Adelgazar con Ozempic dejó cuerpos vacíos: ahora se inyectan grasa de cadáveres

El fármaco de moda ha vaciado caras y pechos como una deshidratadora de alimentos. Para devolver el volumen perdido, la industria estética ya tiene un relleno de lo más inquietante: grasa humana de donantes fallecidos.

Ozempic ha vaciado caras y cuerpos tan rápido que la industria estética ya tiene apaño: inyectar grasa de cadáveres. Sí, has leído bien. La fiebre por los agonistas de GLP-1 está dejando a miles de pacientes con el mismo problema: piel flácida y pérdida de volumen en zonas donde antes había relleno natural. La solución que gana terreno en Estados Unidos se llama AlloClae, y su ingrediente estrella es tejido adiposo humano procesado de donantes fallecidos.
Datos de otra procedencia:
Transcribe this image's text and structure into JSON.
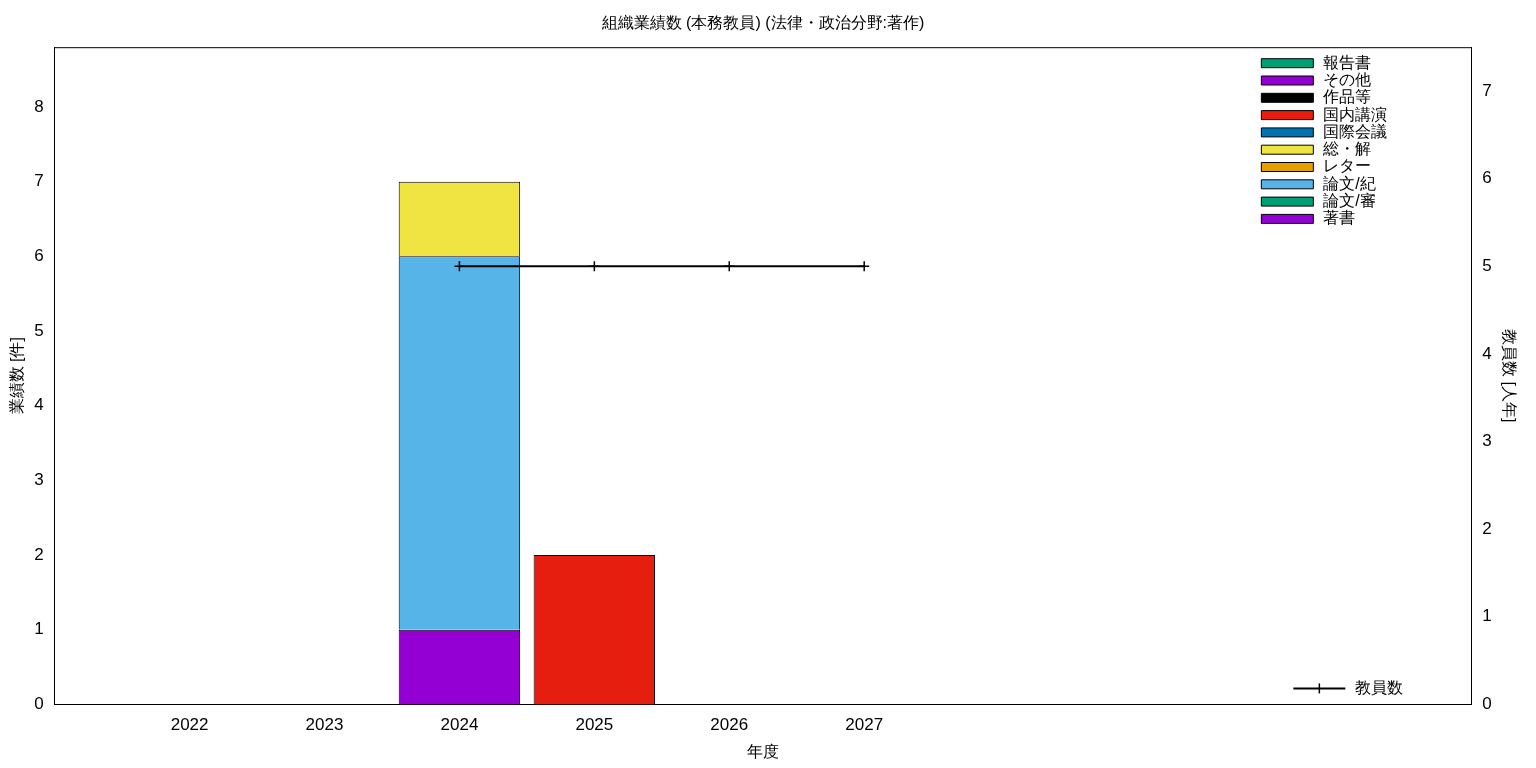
{
  "chart_data": {
    "type": "bar",
    "title": "組織業績数 (本務教員) (法律・政治分野:著作)",
    "xlabel": "年度",
    "ylabel": "業績数 [件]",
    "y2label": "教員数 [人年]",
    "x": [
      2022,
      2023,
      2024,
      2025,
      2026,
      2027
    ],
    "xlim": [
      2021,
      2031.5
    ],
    "xticks": [
      2022,
      2023,
      2024,
      2025,
      2026,
      2027
    ],
    "ylim": [
      0,
      8.8
    ],
    "yticks": [
      0,
      1,
      2,
      3,
      4,
      5,
      6,
      7,
      8
    ],
    "y2lim": [
      0,
      7.5
    ],
    "y2ticks": [
      0,
      1,
      2,
      3,
      4,
      5,
      6,
      7
    ],
    "stacked": true,
    "grid": false,
    "legend": "top right",
    "series": [
      {
        "name": "著書",
        "color": "#9400d3",
        "values": [
          0,
          0,
          1,
          0,
          0,
          0
        ]
      },
      {
        "name": "論文/審",
        "color": "#009e73",
        "values": [
          0,
          0,
          0,
          0,
          0,
          0
        ]
      },
      {
        "name": "論文/紀",
        "color": "#56b4e9",
        "values": [
          0,
          0,
          5,
          0,
          0,
          0
        ]
      },
      {
        "name": "レター",
        "color": "#e69f00",
        "values": [
          0,
          0,
          0,
          0,
          0,
          0
        ]
      },
      {
        "name": "総・解",
        "color": "#f0e442",
        "values": [
          0,
          0,
          1,
          0,
          0,
          0
        ]
      },
      {
        "name": "国際会議",
        "color": "#0072b2",
        "values": [
          0,
          0,
          0,
          0,
          0,
          0
        ]
      },
      {
        "name": "国内講演",
        "color": "#e51e10",
        "values": [
          0,
          0,
          0,
          2,
          0,
          0
        ]
      },
      {
        "name": "作品等",
        "color": "#000000",
        "values": [
          0,
          0,
          0,
          0,
          0,
          0
        ]
      },
      {
        "name": "その他",
        "color": "#9400d3",
        "values": [
          0,
          0,
          0,
          0,
          0,
          0
        ]
      },
      {
        "name": "報告書",
        "color": "#009e73",
        "values": [
          0,
          0,
          0,
          0,
          0,
          0
        ]
      },
      {
        "name": "教員数",
        "type": "line",
        "axis": "y2",
        "color": "#000000",
        "marker": "cross",
        "line_style": "solid",
        "x": [
          2024,
          2025,
          2026,
          2027
        ],
        "values": [
          5,
          5,
          5,
          5
        ]
      }
    ]
  }
}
AlloClae, la inyección que devuelve el relleno sin pasar por quirófano

El producto lo fabrica Tiger Aesthetics y la FDA ya le ha dado luz verde. A diferencia de un injerto de grasa tradicional —donde te succionan de un lado para meterla en otro—, AlloClae llega en jeringa lista para usar. La grasa donada pasa por un tratamiento que, según la compañía, elimina todo rastro de ADN del donante. Se inyecta en consulta, sin anestesia general ni ingreso hospitalario, y en una hora la sesión está lista. Desde mayo de 2025, más de 2.000 pacientes han probado el método en Estados Unidos.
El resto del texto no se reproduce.